### <strong> Jack's Car Rental Problem (2nd Version) </strong>
This notebook provides a solution for the modified version of "Jack's Car Rental Problem" presented as "Exercise 4.7" in the "Reinforcement Learning: An Introduction, Second Edition" book by Sutton and Barto.

##### <strong> Original Problem Description </strong>
Jack manages two locations for a nationwide car rental company. Each day, some number of customers arrive at each location to rent cars. If Jack has a car available, he rents it out and is credited 10 dollars by the national company. If he is out of cars at that location, then the business is lost. Cars become available for renting the day after they are returned. To help ensure that cars are available where they are needed, Jack can move them between the two locations overnight, at a cost of 2 dollars per car moved. We assume that the number of cars requested and returned at each location are Poisson random variables. Suppose λ (parameter for poisson process) is 3 and 4 for rental requests at the first and second locations and 3 and 2 for returns. To simplify the problem slightly, we assume that there can be no more than 20 cars at each location (any additional cars are returned to the nationwide company, and thus disappear from the problem) and a maximum of five cars can be moved from one location to the other in one night. We take the discount rate to be γ = 0.9 and formulate this as a continuing finite MDP, where the time steps are days, the state is the number of cars at each location at the end of the day, and the actions are the net numbers of cars moved between the two locations overnight.

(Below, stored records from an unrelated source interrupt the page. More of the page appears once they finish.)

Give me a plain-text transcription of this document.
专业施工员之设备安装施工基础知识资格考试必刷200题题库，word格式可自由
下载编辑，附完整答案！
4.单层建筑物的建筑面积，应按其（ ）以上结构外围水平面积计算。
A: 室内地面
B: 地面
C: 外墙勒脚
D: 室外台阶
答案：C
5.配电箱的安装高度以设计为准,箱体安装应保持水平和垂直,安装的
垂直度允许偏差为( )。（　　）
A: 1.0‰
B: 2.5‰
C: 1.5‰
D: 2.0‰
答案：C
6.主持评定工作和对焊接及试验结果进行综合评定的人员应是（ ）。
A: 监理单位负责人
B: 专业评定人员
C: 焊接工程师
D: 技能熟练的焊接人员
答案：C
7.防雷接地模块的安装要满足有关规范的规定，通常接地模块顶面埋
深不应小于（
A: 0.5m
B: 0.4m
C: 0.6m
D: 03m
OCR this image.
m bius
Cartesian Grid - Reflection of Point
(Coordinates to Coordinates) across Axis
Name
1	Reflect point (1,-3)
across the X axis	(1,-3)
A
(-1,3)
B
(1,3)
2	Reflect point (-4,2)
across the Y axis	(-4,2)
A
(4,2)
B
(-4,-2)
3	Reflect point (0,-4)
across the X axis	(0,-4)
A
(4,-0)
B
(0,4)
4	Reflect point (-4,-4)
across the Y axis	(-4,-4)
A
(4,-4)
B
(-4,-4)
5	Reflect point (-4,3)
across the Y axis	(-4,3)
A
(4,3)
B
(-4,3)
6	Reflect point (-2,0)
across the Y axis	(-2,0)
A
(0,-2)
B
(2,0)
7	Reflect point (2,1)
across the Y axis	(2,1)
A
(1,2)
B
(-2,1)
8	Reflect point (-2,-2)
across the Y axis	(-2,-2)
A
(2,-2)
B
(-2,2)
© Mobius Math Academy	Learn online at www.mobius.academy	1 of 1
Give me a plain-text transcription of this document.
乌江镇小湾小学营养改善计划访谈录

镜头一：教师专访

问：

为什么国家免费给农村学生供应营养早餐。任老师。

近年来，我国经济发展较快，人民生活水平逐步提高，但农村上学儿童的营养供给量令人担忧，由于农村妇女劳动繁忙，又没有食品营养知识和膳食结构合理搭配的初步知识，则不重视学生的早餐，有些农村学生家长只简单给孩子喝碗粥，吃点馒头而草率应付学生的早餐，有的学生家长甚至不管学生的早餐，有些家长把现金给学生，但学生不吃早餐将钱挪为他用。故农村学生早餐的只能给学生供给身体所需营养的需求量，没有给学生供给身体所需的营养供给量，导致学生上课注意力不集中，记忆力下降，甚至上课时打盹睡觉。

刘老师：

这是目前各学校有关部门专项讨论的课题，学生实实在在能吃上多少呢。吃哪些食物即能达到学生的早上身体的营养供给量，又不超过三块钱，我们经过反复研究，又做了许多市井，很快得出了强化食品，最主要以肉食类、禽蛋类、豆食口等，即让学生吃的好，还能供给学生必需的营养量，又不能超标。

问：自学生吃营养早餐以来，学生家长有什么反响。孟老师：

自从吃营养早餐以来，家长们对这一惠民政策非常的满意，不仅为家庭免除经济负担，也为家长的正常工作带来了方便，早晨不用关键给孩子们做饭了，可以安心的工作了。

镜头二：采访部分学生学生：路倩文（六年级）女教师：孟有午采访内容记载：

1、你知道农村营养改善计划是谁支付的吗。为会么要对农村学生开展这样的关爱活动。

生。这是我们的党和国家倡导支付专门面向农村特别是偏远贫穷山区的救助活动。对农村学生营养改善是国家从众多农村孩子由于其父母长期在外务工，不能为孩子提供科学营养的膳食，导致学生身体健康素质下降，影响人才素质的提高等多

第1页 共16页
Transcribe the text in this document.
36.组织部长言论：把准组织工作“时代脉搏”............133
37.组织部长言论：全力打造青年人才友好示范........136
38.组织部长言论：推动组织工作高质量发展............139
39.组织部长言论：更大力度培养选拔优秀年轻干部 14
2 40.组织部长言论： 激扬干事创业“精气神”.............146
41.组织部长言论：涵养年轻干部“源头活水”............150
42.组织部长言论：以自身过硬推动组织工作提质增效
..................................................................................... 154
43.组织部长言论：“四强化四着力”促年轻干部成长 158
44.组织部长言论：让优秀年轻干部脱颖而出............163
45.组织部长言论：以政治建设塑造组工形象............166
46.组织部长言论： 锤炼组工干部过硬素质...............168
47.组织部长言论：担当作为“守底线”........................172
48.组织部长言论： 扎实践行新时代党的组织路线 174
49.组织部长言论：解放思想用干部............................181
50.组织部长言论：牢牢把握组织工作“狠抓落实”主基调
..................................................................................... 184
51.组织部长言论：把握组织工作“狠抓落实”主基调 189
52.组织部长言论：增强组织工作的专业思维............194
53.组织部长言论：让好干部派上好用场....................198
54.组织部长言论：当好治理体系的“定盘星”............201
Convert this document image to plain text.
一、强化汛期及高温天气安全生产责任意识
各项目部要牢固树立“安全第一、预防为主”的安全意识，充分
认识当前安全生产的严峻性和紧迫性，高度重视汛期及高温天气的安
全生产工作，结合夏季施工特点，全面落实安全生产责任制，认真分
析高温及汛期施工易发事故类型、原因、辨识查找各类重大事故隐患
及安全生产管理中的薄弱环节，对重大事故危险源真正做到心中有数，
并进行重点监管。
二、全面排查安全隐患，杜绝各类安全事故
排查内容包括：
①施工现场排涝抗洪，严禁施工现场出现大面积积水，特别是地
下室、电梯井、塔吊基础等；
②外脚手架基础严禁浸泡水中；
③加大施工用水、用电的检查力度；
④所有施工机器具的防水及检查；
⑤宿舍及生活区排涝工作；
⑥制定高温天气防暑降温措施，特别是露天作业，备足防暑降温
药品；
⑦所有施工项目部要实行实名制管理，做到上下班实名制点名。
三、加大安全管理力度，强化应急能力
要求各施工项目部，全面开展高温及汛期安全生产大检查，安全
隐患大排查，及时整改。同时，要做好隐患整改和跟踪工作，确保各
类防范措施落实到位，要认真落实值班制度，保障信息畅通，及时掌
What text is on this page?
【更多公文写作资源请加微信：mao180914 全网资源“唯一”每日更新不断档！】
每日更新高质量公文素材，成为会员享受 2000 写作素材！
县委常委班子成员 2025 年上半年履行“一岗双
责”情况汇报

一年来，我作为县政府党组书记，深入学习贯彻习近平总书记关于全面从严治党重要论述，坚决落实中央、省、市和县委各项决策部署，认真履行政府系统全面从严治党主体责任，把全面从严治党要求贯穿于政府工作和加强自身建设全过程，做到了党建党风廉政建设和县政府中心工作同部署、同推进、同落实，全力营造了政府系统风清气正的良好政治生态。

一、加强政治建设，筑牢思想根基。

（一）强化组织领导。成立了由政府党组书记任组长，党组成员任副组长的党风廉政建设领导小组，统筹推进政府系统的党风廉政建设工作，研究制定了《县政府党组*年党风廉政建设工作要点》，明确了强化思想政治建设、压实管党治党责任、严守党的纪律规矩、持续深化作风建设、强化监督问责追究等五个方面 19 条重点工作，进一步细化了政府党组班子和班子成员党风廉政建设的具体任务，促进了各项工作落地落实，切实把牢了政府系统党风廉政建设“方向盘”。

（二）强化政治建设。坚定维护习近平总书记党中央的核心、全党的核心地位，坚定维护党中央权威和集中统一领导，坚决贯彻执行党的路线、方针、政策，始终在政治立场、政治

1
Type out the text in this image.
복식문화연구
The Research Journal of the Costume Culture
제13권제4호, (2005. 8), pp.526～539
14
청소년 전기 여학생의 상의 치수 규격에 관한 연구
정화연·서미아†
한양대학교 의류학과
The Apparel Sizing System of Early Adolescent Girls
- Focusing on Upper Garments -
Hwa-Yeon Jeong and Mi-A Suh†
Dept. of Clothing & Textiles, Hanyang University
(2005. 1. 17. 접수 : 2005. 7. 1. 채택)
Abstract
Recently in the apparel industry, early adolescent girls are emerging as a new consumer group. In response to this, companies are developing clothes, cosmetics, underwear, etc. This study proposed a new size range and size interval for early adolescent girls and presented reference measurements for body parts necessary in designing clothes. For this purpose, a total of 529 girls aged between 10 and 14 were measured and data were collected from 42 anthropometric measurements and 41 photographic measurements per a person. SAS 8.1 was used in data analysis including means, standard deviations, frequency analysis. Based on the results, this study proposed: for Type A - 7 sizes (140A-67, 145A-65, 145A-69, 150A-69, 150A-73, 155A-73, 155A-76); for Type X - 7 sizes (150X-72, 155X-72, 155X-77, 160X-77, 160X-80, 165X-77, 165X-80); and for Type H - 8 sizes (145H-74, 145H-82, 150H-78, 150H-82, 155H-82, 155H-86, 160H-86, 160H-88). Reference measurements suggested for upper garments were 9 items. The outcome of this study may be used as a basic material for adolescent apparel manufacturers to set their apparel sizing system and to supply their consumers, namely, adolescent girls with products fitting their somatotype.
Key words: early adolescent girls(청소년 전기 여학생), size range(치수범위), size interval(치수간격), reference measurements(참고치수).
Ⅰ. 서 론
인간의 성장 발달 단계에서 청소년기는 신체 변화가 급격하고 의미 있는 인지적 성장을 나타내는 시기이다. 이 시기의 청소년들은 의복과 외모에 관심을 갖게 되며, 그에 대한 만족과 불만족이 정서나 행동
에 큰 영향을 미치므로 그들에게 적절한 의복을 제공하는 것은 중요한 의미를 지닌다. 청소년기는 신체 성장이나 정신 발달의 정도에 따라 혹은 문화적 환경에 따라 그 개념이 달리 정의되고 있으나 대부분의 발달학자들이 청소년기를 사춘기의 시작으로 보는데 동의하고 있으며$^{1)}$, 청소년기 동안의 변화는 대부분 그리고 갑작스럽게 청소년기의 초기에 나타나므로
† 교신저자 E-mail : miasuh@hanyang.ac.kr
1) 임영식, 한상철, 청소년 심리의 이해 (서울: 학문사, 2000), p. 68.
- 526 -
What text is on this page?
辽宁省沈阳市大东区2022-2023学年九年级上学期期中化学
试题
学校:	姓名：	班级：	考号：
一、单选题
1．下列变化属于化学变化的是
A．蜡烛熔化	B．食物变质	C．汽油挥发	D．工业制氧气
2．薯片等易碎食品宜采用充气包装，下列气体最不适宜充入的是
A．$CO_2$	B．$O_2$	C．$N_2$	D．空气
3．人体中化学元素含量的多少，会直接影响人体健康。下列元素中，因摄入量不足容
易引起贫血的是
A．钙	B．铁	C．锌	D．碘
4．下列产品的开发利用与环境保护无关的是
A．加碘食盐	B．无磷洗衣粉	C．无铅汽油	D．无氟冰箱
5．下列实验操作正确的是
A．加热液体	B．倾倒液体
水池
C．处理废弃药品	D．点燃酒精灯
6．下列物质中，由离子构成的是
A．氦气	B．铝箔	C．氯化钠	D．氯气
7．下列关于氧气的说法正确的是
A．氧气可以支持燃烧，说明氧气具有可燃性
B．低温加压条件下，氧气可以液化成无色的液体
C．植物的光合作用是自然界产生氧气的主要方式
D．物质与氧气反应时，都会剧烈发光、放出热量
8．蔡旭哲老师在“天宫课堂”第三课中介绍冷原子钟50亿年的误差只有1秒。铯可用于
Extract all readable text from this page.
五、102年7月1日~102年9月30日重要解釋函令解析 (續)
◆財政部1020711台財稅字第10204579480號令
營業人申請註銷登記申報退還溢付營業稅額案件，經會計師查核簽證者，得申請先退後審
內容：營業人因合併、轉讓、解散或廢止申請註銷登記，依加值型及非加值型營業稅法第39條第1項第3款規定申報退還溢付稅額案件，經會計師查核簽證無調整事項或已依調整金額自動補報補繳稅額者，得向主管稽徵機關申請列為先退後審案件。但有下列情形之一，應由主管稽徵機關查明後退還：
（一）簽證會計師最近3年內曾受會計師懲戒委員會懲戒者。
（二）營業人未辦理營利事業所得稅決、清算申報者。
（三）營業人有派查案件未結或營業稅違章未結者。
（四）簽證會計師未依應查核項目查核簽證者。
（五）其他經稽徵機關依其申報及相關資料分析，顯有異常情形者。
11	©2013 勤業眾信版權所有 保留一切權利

##### <strong> Modification </strong>
One of Jack’s employees at the first location rides a bus home each night and lives near the second location. She is happy to shuttle one car to the second location for free. Each additional car still costs $2, as do all cars moved in the other direction. In addition, Jack has limited parking space at each location. If more than 10 cars are kept overnight at a location (after any moving of cars), then an additional cost of $4 must be incurred to use a second parking lot (independent of how many cars are kept there).

In [8]:
import numpy as np
import math
import matplotlib.pyplot as plt

In [9]:
class Location:
    def __init__(self, capacity, lambda_request, lambda_return, epsilon = 0.005):
        self.capacity = capacity
        self.lambda_request = lambda_request
        self.lambda_return = lambda_return
        self.epsilon = epsilon
        self.request_seq = self.__request_count()
        self.return_seq = self.__return_count()

    def __poisson_pmf(x, lam):
        return lam**x * math.exp(-lam) / math.factorial(x)

    def __request_count(self):
        count = 0
        prob = Location.__poisson_pmf(count, self.lambda_request)
        res = []
        prob_sum = 0.0

        while prob < self.epsilon:
            count += 1
            prob = Location.__poisson_pmf(count, self.lambda_request)


        while prob >= self.epsilon:
            prob_sum += prob
            res.append((count, prob))
            count += 1
            prob = Location.__poisson_pmf(count, self.lambda_request)

        res = [(count, prob / prob_sum) for count, prob in res]

        return res

    def __return_count(self):
        count = 0
        prob = Location.__poisson_pmf(count, self.lambda_return)
        res = []
        prob_sum = 0.0

        while prob < self.epsilon:
            count += 1
            prob = Location.__poisson_pmf(count, self.lambda_return)
    
        while prob >= self.epsilon:
            prob_sum += prob
            res.append((count, prob))
            count += 1
            prob = Location.__poisson_pmf(count, self.lambda_return)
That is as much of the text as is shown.